Mutualisation des risques pour les violences urbaines
Elle aimerait que d'autres propositions – parmi les plus sensibles - de la mission conduite notamment par son vice-président soient également mises en chantier. En particulier celles qui concernent la mutualisation des risques liés aux émeutes (comme celles que la France a connues en 2005 et 2023). Avec pour enjeu d'"éviter que ce risque pèse uniquement sur les élus qui n'ont rien demandé et subissent régulièrement la destruction de leurs biens publics", a résumé Alain Chrétien. Avec l'ancien président de Groupama, il propose que "quelques centaines de millions d'euros" provenant du fonds de mutualisation des risques liés aux attentats (le "Gareat" ou Gestion de l'assurance et de la réassurance des risques attentats et terroristes, qui a été créé à la suite des attentats de septembre 2001 aux États-Unis) et qui serait actuellement doté de 2 milliards d'euros, soient "orientés" vers la mutualisation du risque "émeutes". Le maire de Vesoul préconise également la création d'une mission d'information parlementaire, afin de faire la transparence sur le fonctionnement du "Gareat". Lors de leur audition, les responsables de ce dispositif financé par les assureurs avaient en effet été réticents à divulguer les données concernant ce dernier.
Le fonds de mutualisation ainsi étendu serait "accompagné d'une contribution publique nationale", a indiqué Alain Chrétien. Avec cette double solution, les assurances feraient leur retour auprès des collectivités touchées par les émeutes, estime l'élu.

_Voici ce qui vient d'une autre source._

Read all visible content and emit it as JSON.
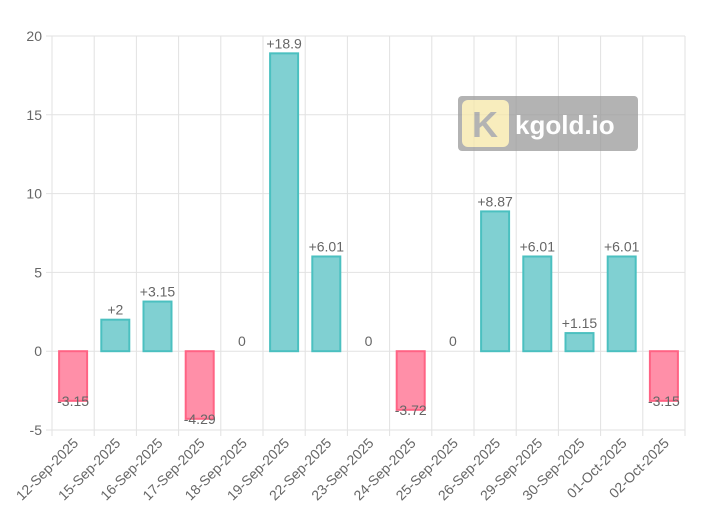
{
  "chart_data": {
    "type": "bar",
    "categories": [
      "12-Sep-2025",
      "15-Sep-2025",
      "16-Sep-2025",
      "17-Sep-2025",
      "18-Sep-2025",
      "19-Sep-2025",
      "22-Sep-2025",
      "23-Sep-2025",
      "24-Sep-2025",
      "25-Sep-2025",
      "26-Sep-2025",
      "29-Sep-2025",
      "30-Sep-2025",
      "01-Oct-2025",
      "02-Oct-2025"
    ],
    "values": [
      -3.15,
      2,
      3.15,
      -4.29,
      0,
      18.9,
      6.01,
      0,
      -3.72,
      0,
      8.87,
      6.01,
      1.15,
      6.01,
      -3.15
    ],
    "data_labels": [
      "-3.15",
      "+2",
      "+3.15",
      "-4.29",
      "0",
      "+18.9",
      "+6.01",
      "0",
      "-3.72",
      "0",
      "+8.87",
      "+6.01",
      "+1.15",
      "+6.01",
      "-3.15"
    ],
    "y_ticks": [
      "-5",
      "0",
      "5",
      "10",
      "15",
      "20"
    ],
    "ylim": [
      -5,
      20
    ],
    "grid": true,
    "colors": {
      "positive_fill": "#80d0d2",
      "positive_border": "#4bc0c0",
      "negative_fill": "#ff8fa8",
      "negative_border": "#ff6384"
    }
  },
  "watermark": {
    "text": "kgold.io",
    "logo_letter": "K"
  }
}
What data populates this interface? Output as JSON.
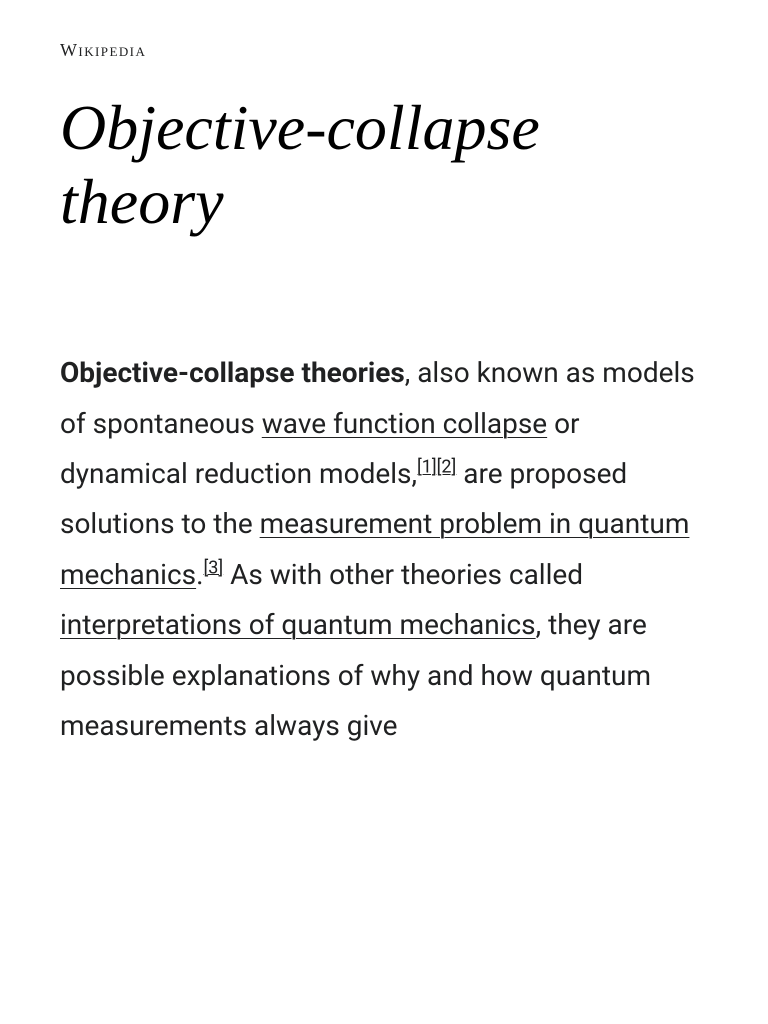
{
  "site": {
    "name": "Wikipedia"
  },
  "article": {
    "title": "Objective-collapse theory",
    "intro": {
      "bold_term": "Objective-collapse theories",
      "text_1": ", also known as models of spontaneous ",
      "link_1": "wave function collapse",
      "text_2": " or dynamical reduction models,",
      "ref_1": "[1]",
      "ref_2": "[2]",
      "text_3": " are proposed solutions to the ",
      "link_2": "measurement problem in quantum mechanics",
      "text_4": ".",
      "ref_3": "[3]",
      "text_5": " As with other theories called ",
      "link_3": "interpretations of quantum mechanics",
      "text_6": ", they are possible explanations of why and how quantum measurements always give"
    }
  }
}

En mai, la ministre déléguée en charge des collectivités territoriales, Dominique Faure, "avait déclaré que l’État allait étudier la proposition concernant la création d’un fonds alimenté par les assureurs" portant sur le risque lié aux émeutes, fait savoir l'AMF. Déplorant que cette proposition n’ait toutefois "pas été suivie d’actes significatifs", elle appelle à "agir rapidement".
Culture du risque
On saura par ailleurs que le gouvernement en charge des affaires courantes à partir de la mi-juillet a envisagé plus sérieusement une autre piste : la création d'une cellule d'accompagnement des collectivités au sein des services du Médiateur de l'assurance. Alain Chrétien devait auditionner Arnaud Chneiweiss - qui occupe cette fonction - sur cette hypothèse qui ne l'enthousiasme guère. Ce rôle d'accompagnement appartient plutôt aux services de l'État et aux courtiers, a jugé le maire. En concluant que "ce n'est pas en tordant le bras des assureurs qu'on les fera revenir" sur le marché des collectivités.
Dans leur rapport, Jean-Yves Dagès et Alain Chrétien préconisent d'"intégrer la culture du risque dans le fonctionnement quotidien des collectivités". Avec notamment plusieurs propositions : le recensement du patrimoine et des risques, la désignation d'un manager des risques, ou encore "l'harmonisation" des "référentiels" de sécurité appliqués dans le public avec ceux en vigueur dans le privé.
"On va mettre quelques mois, voire quelques années à pacifier la relation entre les assureurs et les collectivités, ça ne va pas se faire en trois semaines", a prévenu Alain Chrétien. Selon l'élu, il n'existerait pas de "mesure miracle".